Ordered that the appeal from the order dated November 28, 2006, is dismissed, as no appeal lies from an order denying reargument (see Newell v Ford Motor Credit Co., 36 AD3d 675, 676 [2007]; Town House St., LLC v New Fellowship Full Gospel Baptist Church, Inc., 29 AD3d 894 [2006]); and it is further,

Ordered that the order dated May 25, 2006 is affirmed insofar as appealed from; and it is further,

Ordered that one bill of costs is awarded to the respondent.

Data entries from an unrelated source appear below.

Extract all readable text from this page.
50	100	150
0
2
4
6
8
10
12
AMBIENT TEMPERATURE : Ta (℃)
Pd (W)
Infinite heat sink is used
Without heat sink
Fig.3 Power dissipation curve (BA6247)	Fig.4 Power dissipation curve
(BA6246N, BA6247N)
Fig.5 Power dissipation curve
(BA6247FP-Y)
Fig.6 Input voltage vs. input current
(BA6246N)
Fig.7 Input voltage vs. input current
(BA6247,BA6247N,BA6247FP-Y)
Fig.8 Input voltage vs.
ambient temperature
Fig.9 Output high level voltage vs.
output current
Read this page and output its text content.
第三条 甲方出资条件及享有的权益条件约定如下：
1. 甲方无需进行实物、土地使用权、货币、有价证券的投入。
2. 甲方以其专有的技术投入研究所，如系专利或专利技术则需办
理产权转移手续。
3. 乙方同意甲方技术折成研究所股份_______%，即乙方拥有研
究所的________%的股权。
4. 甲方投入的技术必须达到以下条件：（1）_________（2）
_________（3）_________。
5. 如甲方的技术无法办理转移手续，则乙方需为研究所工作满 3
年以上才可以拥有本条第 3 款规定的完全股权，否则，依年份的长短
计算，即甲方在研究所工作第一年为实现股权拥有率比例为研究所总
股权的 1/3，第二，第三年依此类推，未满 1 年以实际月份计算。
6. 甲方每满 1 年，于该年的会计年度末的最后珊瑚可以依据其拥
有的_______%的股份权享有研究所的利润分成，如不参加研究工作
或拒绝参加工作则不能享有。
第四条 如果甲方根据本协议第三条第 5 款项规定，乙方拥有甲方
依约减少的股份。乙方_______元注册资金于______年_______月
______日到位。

The Supreme Court providently exercised its discretion in granting that branch of the motion of the defendant 309 N.Y. Ave. Realty L.L.C., doing business as 309 N.Y. Ave. Realty LLC *708(hereinafter 309 NY Ave) which was for leave to reargue the plaintiffs prior motion for leave to enter a default judgment against it (see e.g. Greene v Mullen, 39 AD3d 469 [2007]; Loland v City of New York, 212 AD2d 674 [1995]; Schneider v Solowey, 141 AD2d 813 [1988]). Upon reargument, the Supreme Court providently exercised its discretion in vacating the order dated March 2, 2006, which, inter alia, granted the plaintiffs motion for leave to enter a default judgment against 309 NY Ave, and denying the plaintiffs motion. 309 NY Ave adequately demonstrated a reasonable excuse for its default, and its delay in answering was brief, was neither deliberate nor willful, and did not prejudice the plaintiff (see Greene v Mullen, 39 AD3d at 469-470; Whitfield v State of New York, 28 AD3d 541, 542 [2006]). Furthermore, 309 NY Ave raised a potentially meritorious defense that the plaintiff had notice of an offer and failed to exercise his right of first refusal (see Cipriano v Glen Cove Lodge #1458, B.P.O.E., 1 NY3d 53, 61 [2003]; Quis v Bolden, 298 AD2d 375 [2002]; Tat Sang Kwong v Budge-Wood Laundry Serv., 97 AD2d 691, 691-692 [1983]). The Supreme Court’s consideration of all of these factors, as well as the “strong public policy” favoring the resolution of cases on their merits, supported its determination (see Greene v Mullen, 39 AD3d at 470; Harcztark v Drive Variety, Inc., 21 AD3d 876, 877 [2005]). Miller, J.P., Lifson, Angiolillo and McCarthy, JJ., concur.